“The street finds its own uses for things.”
-William Gibson, Burning Chrome
Last year, my wife, my co-author, and I launched a new podcast,
The Skeptical Pervert. We talk about sex...and more specifically, we talk about sex through a lens of empiricism and rationality.
The Skeptical Pervert's website runs WordPress. Now, I've
been around the block a few times when it comes to web security, and I know WordPress tends to be a rather appetizing target for miscreants, so I run hardened WordPress installs, with security plugins, firewalls that are trained on common WordPress attack vectors, and other mitigations I don't talk about openly.
I run quite a few WordPress installs. My blogs on
franklinveaux.com and
morethantwo.com run WordPress. So does the Passionate Pantheon blog, where Eunice and I
discuss the philosophy of sex in a far-future, post-scarcity society. In addition, I host WordPress blogs for friends, and no, I won’t tell you who they are, for reasons that will soon become clear.
I automatically log hack attacks, including failed login attempts, known WordPress exploits, and malicious scans. I run software that emails me daily and weekly statistics on attacks against all the WordPress sites I own or host. I also subscribe to WordPress-specific infosec mailing lists, so I am aware of the general threat background.
Because WordPress is such a common target-it’s the Microsoft Windows of the self-hosted blog world, with everything that implies-any WordPress site will get a certain low level of constant probes and hack attempts. It's just part of the background noise of the Internet. (If you run WordPress and you’re not religiously on top of security updates, by the way, you've already been pwn3d. I can pretty much guarantee it.)
The fact that I host WordPress sites not connected with me to the outside world gives me a good general baseline reading of this background noise, that I can use to compare to hack attacks against sites that are publicly connected with me.
And the results...well.
In all the years I've been on the Web-and I started running my own Web sites in the mid-1990s-I have never seen anything even remotely close to the constant, nonstop barrage of attacks against the Skeptical Pervert site. Joreth and Eunice are probably quite sick of my frequent updates: “Well, the firewall shows over a thousand brute-force hack attempts against the Skeptical Pervert site so far today and it isn’t even noon yet” (seriously, that’s a thing that happened recently).
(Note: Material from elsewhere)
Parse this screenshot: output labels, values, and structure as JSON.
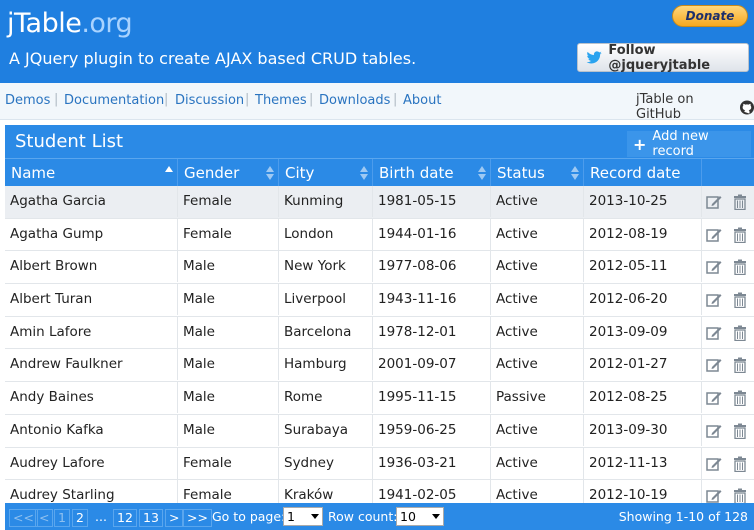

Here's a graph showing what I mean. This graph covers one week, from June 13, 2022 to June 20, 2022. The “baseline” in the graph is an average of several WordPress sites I host that aren't in any way connected to me in the eyes of the Internet at large-I don't run them, I don't put content on them, my name isn’t on them, I merely host them.
Note that the attacks don’t scale with traffic; the More Than Two blog has the most traffic, followed by franklinveaux.com, then the Passionate Pantheon blog, then the Skeptical Pervert.
So what to make of this?
The Skeptical Pervert has been targeted to an extraordinary degree.
Now, I don’t know who’s attacking the site, or why, so this is speculation. It’s hard to escape the idea, though, that when a site and podcast explicitly about sex, co-hosted by two women of color, talking about non-traditional sexual relationships is targeted, at least part of the answer might simply be the same old, same old tired sex-negative misogyny and racism we see...well, everywhere, pretty much.
It’s easy to blame conservative traditionalists, but Eunice reminded me there’s another factor at work as well. The Skeptical Pervert approaches sexuality from a rational, evidence-based, skeptical lens. In the United States, there’s a stubborn streak of misogyny amongst the dudebros of the skeptics community. A podcast with two women that looks at sex from a highly female-focused, feminist point of view taking on the mantle of skepticism? It’s possible there are dudebros who will perceive that as an encroachment into their space.
In short, I don’t think this is about me. I think this is about women talking openly about real-world non-traditional sex, and getting the same pushback that women always get when they dare to do that.
If the podcast were just me, or me with obviously male co-hosts, I don’t think the level of Web attacks would be anywhere near the same.
The street finds its own uses for things. In the hands of people threatened by or frightened of non-traditional voices, the Internet has become a safe, anonymous tool of harassment.